During his time as a volunteer, Shelley was inspired by the “thoughtful, considerate, [and] creative” work of his students.

“I regularly learn from them, and I wanted to create some kind of program or opportunity in which they and their work could teach others. This is what led to the project not only being a class but something that would create student-led curriculum for public use.”




Shelley, top row (center), with some of his students and Common Good Atlanta instructors over Zoom in November 2020.
Today, Shelley is partnering with Common Good Atlanta and the education and training director of the Atlanta Shakespeare Academy of the Shakespeare Tavern Playhouse to teach a free college-level Shakespeare course for Atlanta residents who have been released from prison. On a recent evening over Zoom, Shelley is speaking with students about their final course projects. Some of the students express a keen interest in the literary material of Shakespeare, while others are more concerned with its cultural components.

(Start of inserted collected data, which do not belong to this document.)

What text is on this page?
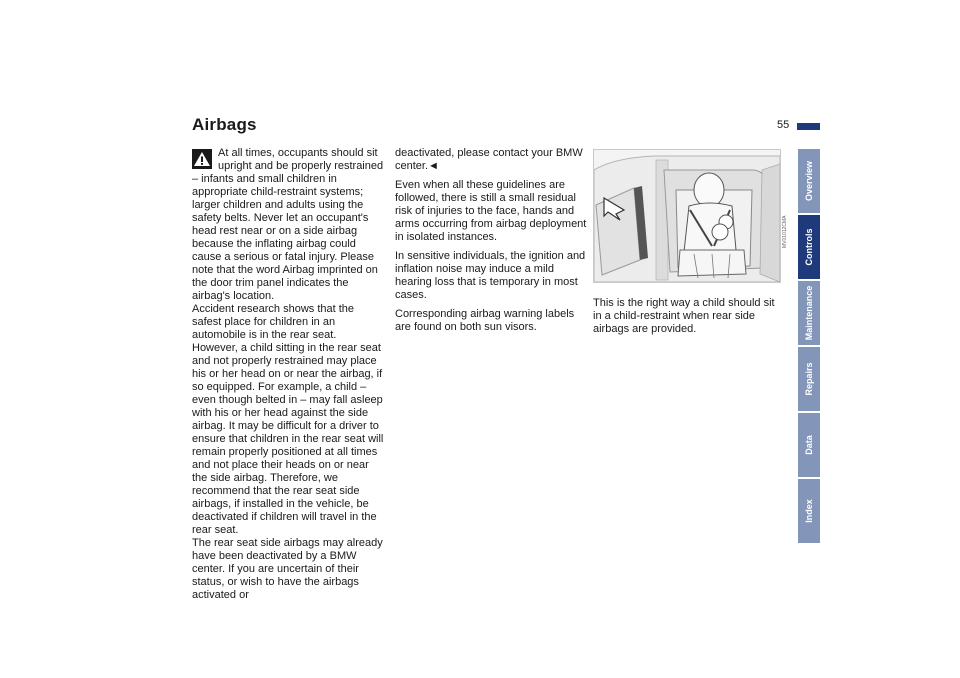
Airbags	55
Overview
Controls
Maintenance
Repairs
Data
Index

At all times, occupants should sit upright and be properly restrained – infants and small children in appropriate child-restraint systems; larger children and adults using the safety belts. Never let an occupant's head rest near or on a side airbag because the inflating airbag could cause a serious or fatal injury. Please note that the word Airbag imprinted on the door trim panel indicates the airbag's location.

Accident research shows that the safest place for children in an automobile is in the rear seat. However, a child sitting in the rear seat and not properly restrained may place his or her head on or near the airbag, if so equipped. For example, a child – even though belted in – may fall asleep with his or her head against the side airbag. It may be difficult for a driver to ensure that children in the rear seat will remain properly positioned at all times and not place their heads on or near the side airbag. Therefore, we recommend that the rear seat side airbags, if installed in the vehicle, be deactivated if children will travel in the rear seat.

The rear seat side airbags may already have been deactivated by a BMW center. If you are uncertain of their status, or wish to have the airbags activated or

deactivated, please contact your BMW center.◄

Even when all these guidelines are followed, there is still a small residual risk of injuries to the face, hands and arms occurring from airbag deployment in isolated instances.

In sensitive individuals, the ignition and inflation noise may induce a mild hearing loss that is temporary in most cases.

Corresponding airbag warning labels are found on both sun visors.

MV01012CMA

This is the right way a child should sit in a child-restraint when rear side airbags are provided.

“It drives me up a wall if I’m stuck not engaging in something, whether it’s a sudoku puzzle or Shakespeare,” says student Michael Clark. "The unfortunate part is that for a long time I didn’t have access to Shakespeare, or really just classic literature, period. Of course, it’s like a body away from water: what do you do when you’re thirsting for it? You’re gonna wanna go toward it."

Shelley has high hopes for the future, seeking to extend his project to all of Common Good Atlanta’s classes and programs while providing space where a student’s post-incarceration work can be visible. He believes it is the student-led curriculum that will have the most impact in the coming years.

“I think any class on Shakespeare that I teach in the future, no matter what the context, would be interested in asking students to produce some kind of material that they think would assist in the teaching of Shakespeare today,” Shelley says.

Becoming the first RSA-nominated Whiting Seed Grant recipient has provided Shelley with professional, pedagogical, and scholarly opportunities and he encourages others to apply.

"There is much importance and promise with the kind of public engagement scholarship that these grants support," he says. "They really are a concrete means for encouraging and providing greater public access to scholarship and the humanities."